The list representation is nothing but a sequence accomplishing what 2D low-discrepancy sequences do: giving you a 2D sample position (albeit discrete and in a grid) for a scalar index. You do not lose any information while converting. So applying the reverse conversion to low-discrepancy sequences, it should be possible to write their element indices into a texture for fast lookup. What I don't know is how fast this will degenerate, because sooner or later higher values will end up at the same discretized locations as previously written ones. Low-discrepancy sequences guarantee spatial uniformity on average, but if you want to fill an n² texture and create exactly n² samples, I bet that you will get some of these overlaps while also having some holes. These conflicts can, by design, not occur in blue noise textures, but here you would have to find a strategy. Just discarding the higher values? I don't know how this influences the distribution properties. I assume that results vary between different low-discrepancy sequences. I have only ever worked with Halton and Hammersley, which don't seem like the best fit in this case. Maybe something based on a grid/lattice would help you to reduce/eliminate the overlaps.
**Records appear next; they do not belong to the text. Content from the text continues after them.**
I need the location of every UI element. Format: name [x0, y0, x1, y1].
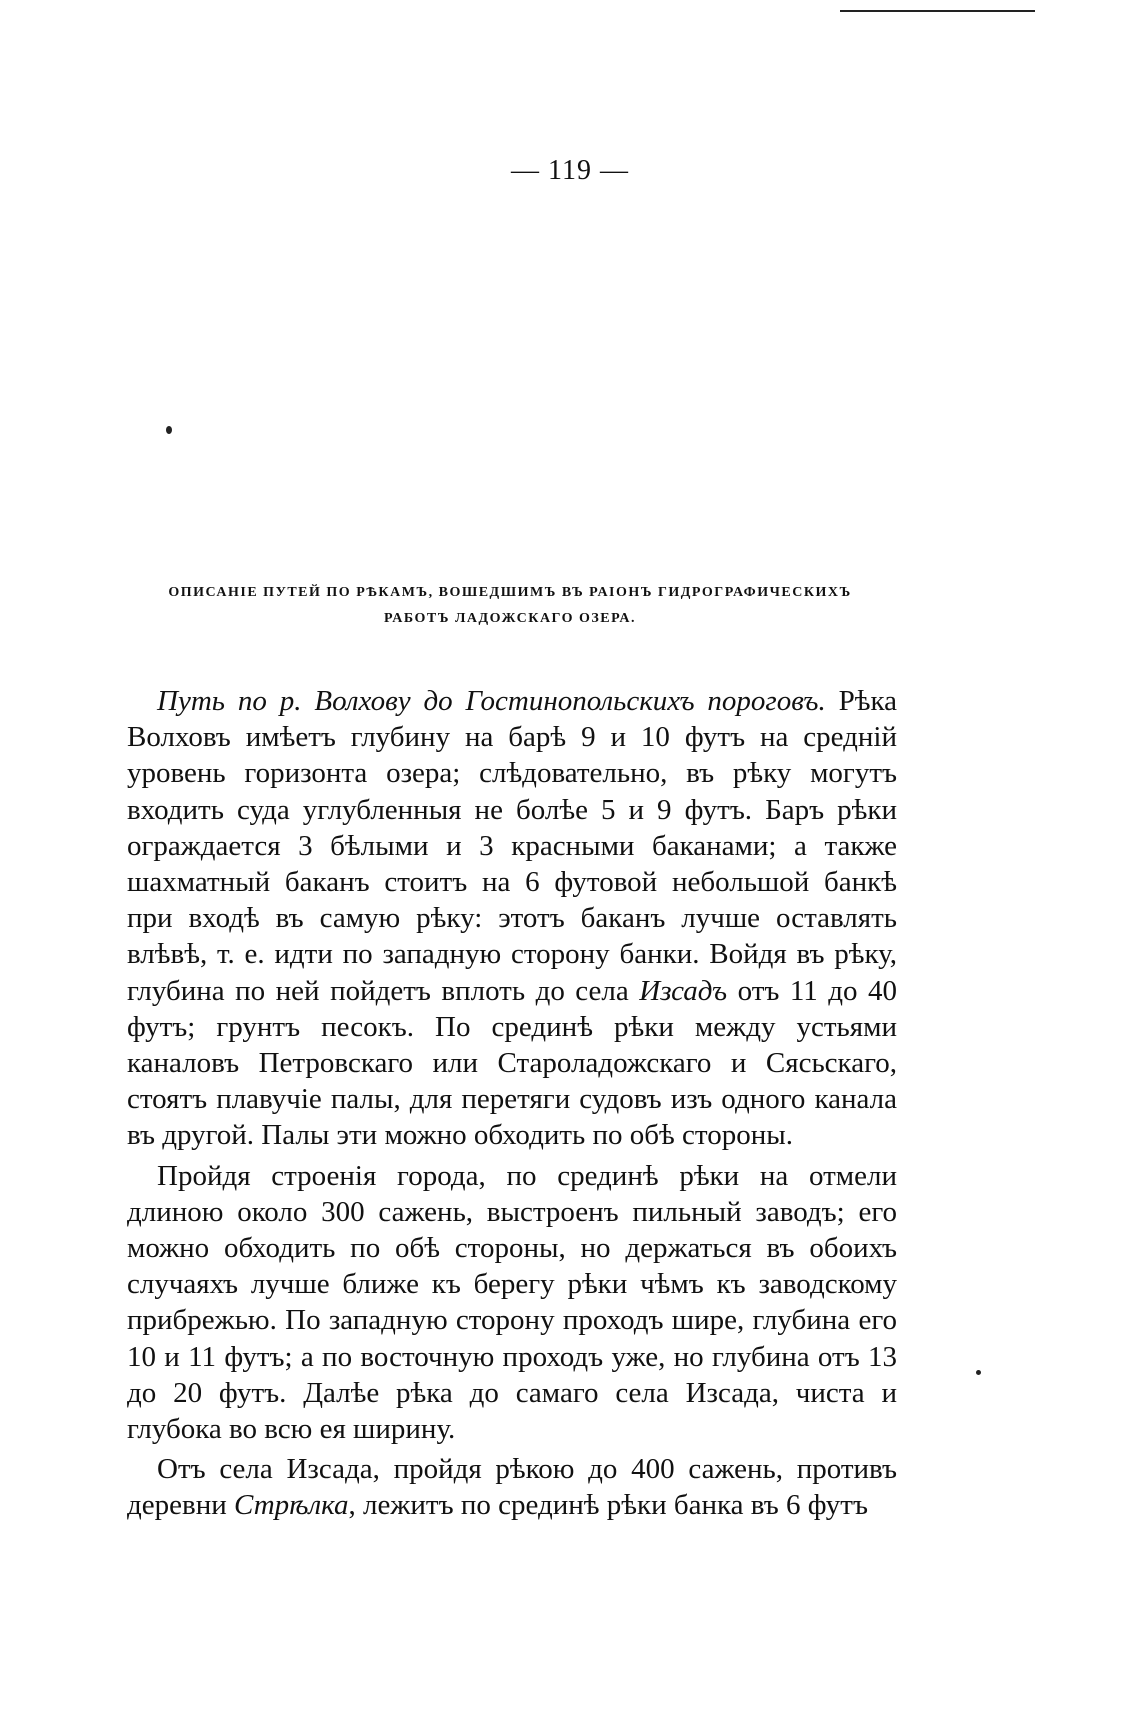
- section-heading-line-1: ОПИСАНІЕ ПУТЕЙ ПО РѢКАМЪ, ВОШЕДШИМЪ ВЪ РАІОНЪ ГИДРОГРАФИЧЕСКИХЪ: [168, 585, 852, 600]
- paragraph-1-text-after: отъ 11 до 40 футъ; грунтъ песокъ. По срединѣ рѣки между устьями каналовъ Петровскаго или Староладожскаго и Сясьскаго, стоятъ плавучіе палы, для перетяги судовъ изъ одного канала въ другой. Палы эти можно обходить по обѣ стороны.: [127, 974, 898, 1152]
- paragraph-1-text: Рѣка Волховъ имѣетъ глубину на барѣ 9 и 10 футъ на средній уровень горизонта озера; слѣдовательно, въ рѣку могутъ входить суда углубленныя не болѣе 5 и 9 футъ. Баръ рѣки ограждается 3 бѣлыми и 3 красными баканами; а также шахматный баканъ стоитъ на 6 футовой небольшой банкѣ при входѣ въ самую рѣку: этотъ баканъ лучше оставлять влѣвѣ, т. е. идти по западную сторону банки. Войдя въ рѣку, глубина по ней пойдетъ вплоть до села: [127, 685, 897, 1007]
- body-text: [127, 683, 897, 1528]
- section-heading: [120, 580, 900, 632]
- paragraph-2: Пройдя строенія города, по срединѣ рѣки на отмели длиною около 300 сажень, выстроенъ пильный заводъ; его можно обходить по обѣ стороны, но держаться въ обоихъ случаяхъ лучше ближе къ берегу рѣки чѣмъ къ заводскому прибрежью. По западную сторону проходъ шире, глубина его 10 и 11 футъ; а по восточную проходъ уже, но глубина отъ 13 до 20 футъ. Далѣе рѣка до самаго села Изсада, чиста и глубока во всю ея ширину.: [127, 1159, 897, 1446]
- section-heading-line-2: РАБОТЪ ЛАДОЖСКАГО ОЗЕРА.: [384, 611, 636, 626]
- top-edge-rule: [840, 10, 1035, 12]
- paragraph-1-lead: Путь по р. Волхову до Гостинопольскихъ пороговъ.: [157, 685, 826, 717]
- paragraph-3: [127, 1451, 897, 1523]
- page-number: — 119 —: [511, 155, 629, 186]
- place-name-izsad: Изсадъ: [639, 974, 728, 1007]
- paragraph-3-text: Отъ села Изсада, пройдя рѣкою до 400 сажень, противъ деревни: [127, 1453, 897, 1522]
- paragraph-3-text-after: , лежитъ по срединѣ рѣки банка въ 6 футъ: [348, 1489, 868, 1522]
- place-name-strelka: Стрѣлка: [233, 1489, 349, 1522]
- ink-speck: [976, 1370, 981, 1375]
- ink-speck: [166, 426, 172, 434]
- paragraph-1: [127, 683, 897, 1154]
Not my field of expertise, unfortunately.

This is the key problem, that low-discrepancy sequences (at least the ones I know) and in general sampling distributions used in computer graphics output nD values in the continuous domain rather than in a discrete grid. The reason blue noise textures work so well is because the discretization is already part of the generation. What you want is a permutation of n² integer values such that the result has special properties. Maximizing distances between similar values would be blue noise. Having no correlation between values would be white noise. And some other magic property could be pink noise, green noise, or a perfect interleaved gradient noise as in your provided picture. Would this be a reasonable approach, to understand your problem as the problem of permuting given values? Instead of continuous sampling? Maybe it simplifies the solution.

Another point to consider for dithering and related effects is that blue noise textures can usually be tiled seemlessly because the sample domain is taken to be toroidal. You will lose this feature unless you find a way to make your low-discrepancy sequence toroidal, which I think is pretty tough, but would be a great scientific contribution!

Answer 2

The missing link between sample locations and the greyscale noise textures is "ordered dithering".

Ordered dithering is a list of pixel locations with a "rank" (order) for each pixel. If you have a white background and want to add two black dots, you add them at the locations for the two pixels rank 0 and rank 1.

Choosing how to rank the order of the pixels to turn on can vary dramatically with different results. For instance, a bayer matrix is a specific ordering of the points, and blue noise sample points are as well. White noise is just shuffling the points so that they have a random ordering.

How we get from this "ordered dithering" (stippling) to the greyscale color noise images is that we divide each point's rank by the number of points to get a value from 0 to 1, and use that as the points greyscale color.

That gives you the greyscale noise textures.

The problem with converting the concept of "uniform sampling" to this is coming up with a definition of what uniform samples in 2d would look like. Would it just be in scanline order of the pixels? Would vertical stripes be any more or less uniform sampled? Maybe uniform sampling would consist of a course grid followed by a finer grid, and a finer grid, and a finer grid, until all pixels were filled in? It seems open to debate and interpretation. That question would need to be solved before you could assign ranks to the pixels.

The problem with converting the concept of "low discrepancy sequences" to this is figuring out how to do a low discrepancy sequence in 2d on a discretized grid where samples are only chosen for places that do not yet already have a sample. I'm betting there are some LDS's that fit this or could be made to fit this but many don't.